Si tratta di un rinvio della resa dei conti, che ha un sapore squisitamente politico: i vertici dell'Unione Europea, che fino a qualche mese fa minacciavano il governo Gentiloni parlando di manovre correttive, ora sembrano voler riabilitare quella classe dirigente perché più affine ai loro interessi e alla loro stessa sopravvivenza. È realmente difficile credere che a fronte di un rallentamento della crescita economica italiana, rilevato sia da Istat che da Ocse, non sia necessario un aggiustamento dei conti pubblici come previsto in precedenza. La sensazione è che l'Unione Europea intenda scaricare sul nuovo governo i debiti pregressi, per l'esattezza un ammontare di 3,5 miliardi di euro. 

Sarebbero altrimenti prive di senso le parole espresse dalla Commissione nel novembre 2017:

si rileva una deviazione significativa dai percorsi di aggiustamento verso il rispetto degli obiettivi di medio termine e quindi l'Italia è uno dei Paesi a rischio di non rispetto delle regole.

È noto infatti che in quel periodo i tecnici dell'euroburocrazia si erano accorti che la manovra italiana non arrivava a coprire la riduzione del deficit strutturale (pari allo 0,3% del Pil): lo sforzo strutturale prodotto dal Governo Gentiloni non andava oltre lo 0,1%, ossia 1,75 miliardi. Mancavano quindi all'appello tre miliardi e mezzo, che sono stati magicamente sanati dall'UE. Qualche dubbio pare legittimo, anche per le dichiarazioni di fuoco che hanno accompagnato la stesura del contratto di governo tra Lega e M5S. 

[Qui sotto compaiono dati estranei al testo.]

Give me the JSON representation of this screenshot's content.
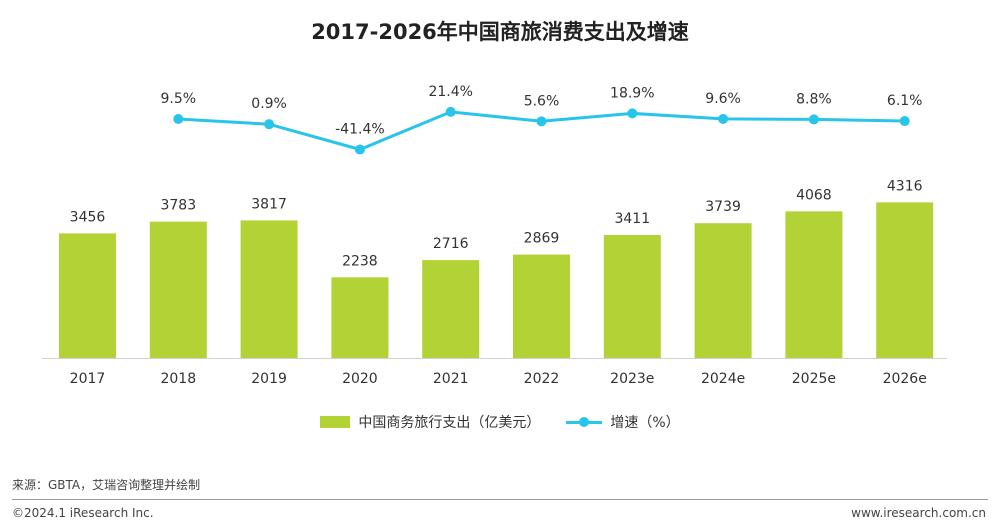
{
  "title": "2017-2026年中国商旅消费支出及增速",
  "legend": {
    "bar_label": "中国商务旅行支出（亿美元）",
    "line_label": "增速（%）"
  },
  "chart_data": {
    "type": "bar",
    "categories": [
      "2017",
      "2018",
      "2019",
      "2020",
      "2021",
      "2022",
      "2023e",
      "2024e",
      "2025e",
      "2026e"
    ],
    "series": [
      {
        "name": "中国商务旅行支出（亿美元）",
        "type": "bar",
        "color": "#b2d235",
        "values": [
          3456,
          3783,
          3817,
          2238,
          2716,
          2869,
          3411,
          3739,
          4068,
          4316
        ],
        "labels": [
          "3456",
          "3783",
          "3817",
          "2238",
          "2716",
          "2869",
          "3411",
          "3739",
          "4068",
          "4316"
        ]
      },
      {
        "name": "增速（%）",
        "type": "line",
        "color": "#29c4ea",
        "values": [
          null,
          9.5,
          0.9,
          -41.4,
          21.4,
          5.6,
          18.9,
          9.6,
          8.8,
          6.1
        ],
        "labels": [
          "",
          "9.5%",
          "0.9%",
          "-41.4%",
          "21.4%",
          "5.6%",
          "18.9%",
          "9.6%",
          "8.8%",
          "6.1%"
        ]
      }
    ]
  },
  "source": "来源：GBTA，艾瑞咨询整理并绘制",
  "copyright": "©2024.1 iResearch Inc.",
  "website": "www.iresearch.com.cn"
}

L'ultima dichiarazione ostile e inopportuna, in ordine di tempo, è quella pronunciata da Jean Claude Juncker mercoledì scorso: 

Siamo vigili per salvaguardare i diritti degli africani che sono in Italia. Non vorrei che africani e europei pensassero che la migrazione sia l'unico problema da risolvere tra l'Africa e l'Ue. Lo giudicherei ingiurioso per il continente africano, che ha altre potenzialità, al di là del problema posto dalla migrazione.

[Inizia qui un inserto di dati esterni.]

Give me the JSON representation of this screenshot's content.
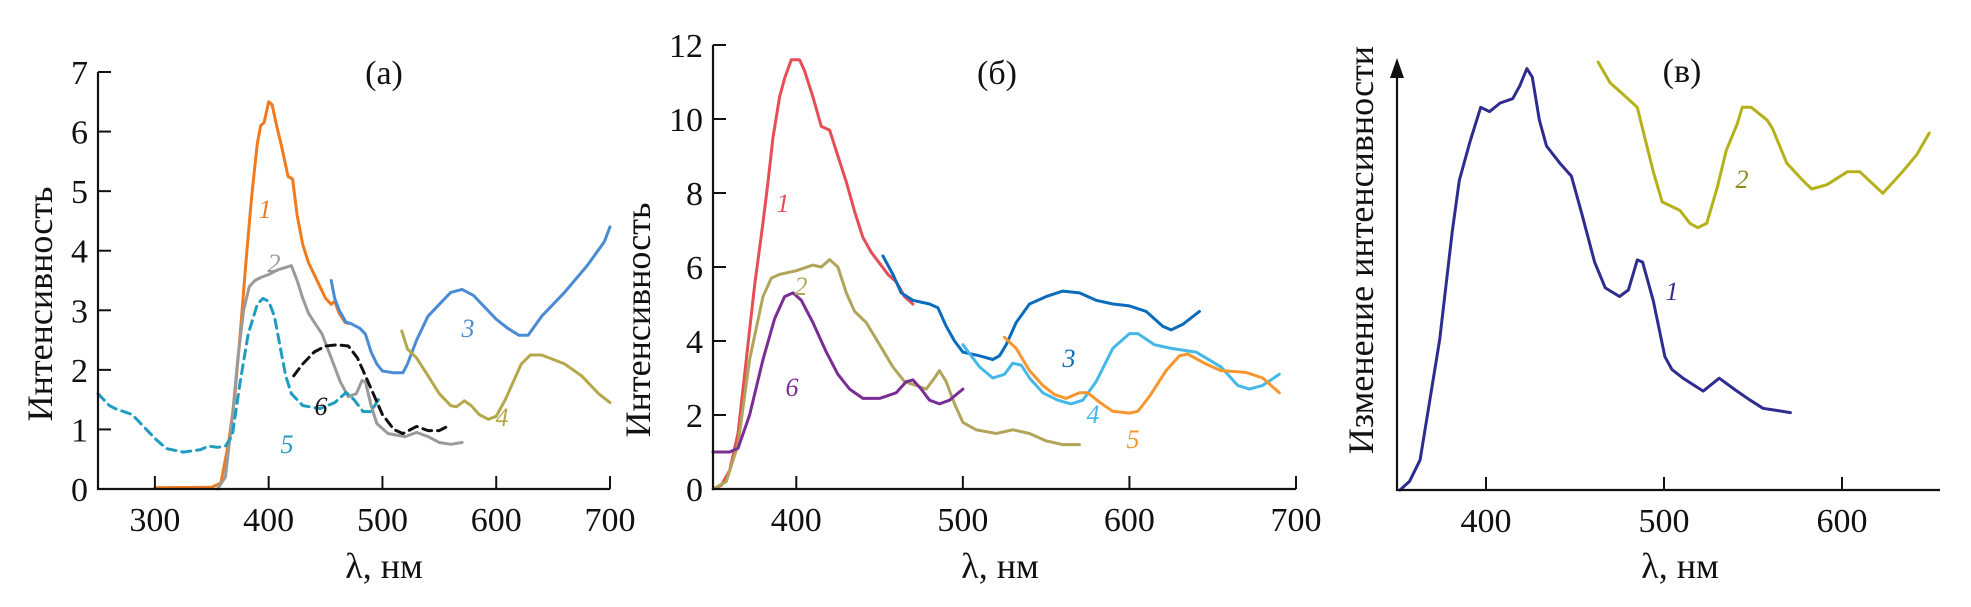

L'Italia si sta dotando di un nuovo governo uscito dalle urne, dalla volontà popolare, ma dal suo eremo san Claudio Juncker ci ammonisce di pensare ai poveri immigrati! Oltre alla consueta supponenza morale degli euroburocrati con l'aureola sulla testa, pronti a intervenire su qualunque argomento manco dettassero encicliche papali, vi è anche implicita non la difesa dei diritti di qualcuno, ma l'odio verso una parte politica che non si adegua ai dettami del politically correct. 

Giuseppe Conte
© REUTERS / Alessandro Bianchi
E allora la formazione del governo Conte sarà soltanto il tassello più facile da comporre per l'avvio della Terza Repubblica: resteranno da superare tutti gli altri ostacoli che verranno posti sul percorso dai vertici dell'UE e perché no anche dagli altri Stati membri. E vedremo se non vi sarà pure l'ostracismo dello zio Sam, qualora l'Italia si esprima in modo fermo contro le sanzioni alla Russia. Attendiamo il fuoco di fila dei media mainstream, che scaveranno nel torbido di coloro che hanno sconfitto il rottamatore Renzi e il suo nefasto renzismo. La strada verso il cambiamento è tutta in salita e piena di curve, anche per via degli inevitabili difetti dei nuovi arrivati, che si sono proposti come i duri e i puri dimenticando che secondo il proverbio si trova sempre uno più puro che ti epura. Dunque non sarà più sufficiente la narrazione utilizzata fino ad oggi, quella del "noi onesti, tutti gli altri no": occorrerà anche saperci fare con leggi e con le circolari ministeriali, coi regolamenti e le direttive europee. È giunta l'ora della verità, per impedire che alla Terza Repubblica ne succeda rapidamente una Quarta.

L'opinione dell'autore può non coincidere con la posizione della redazione.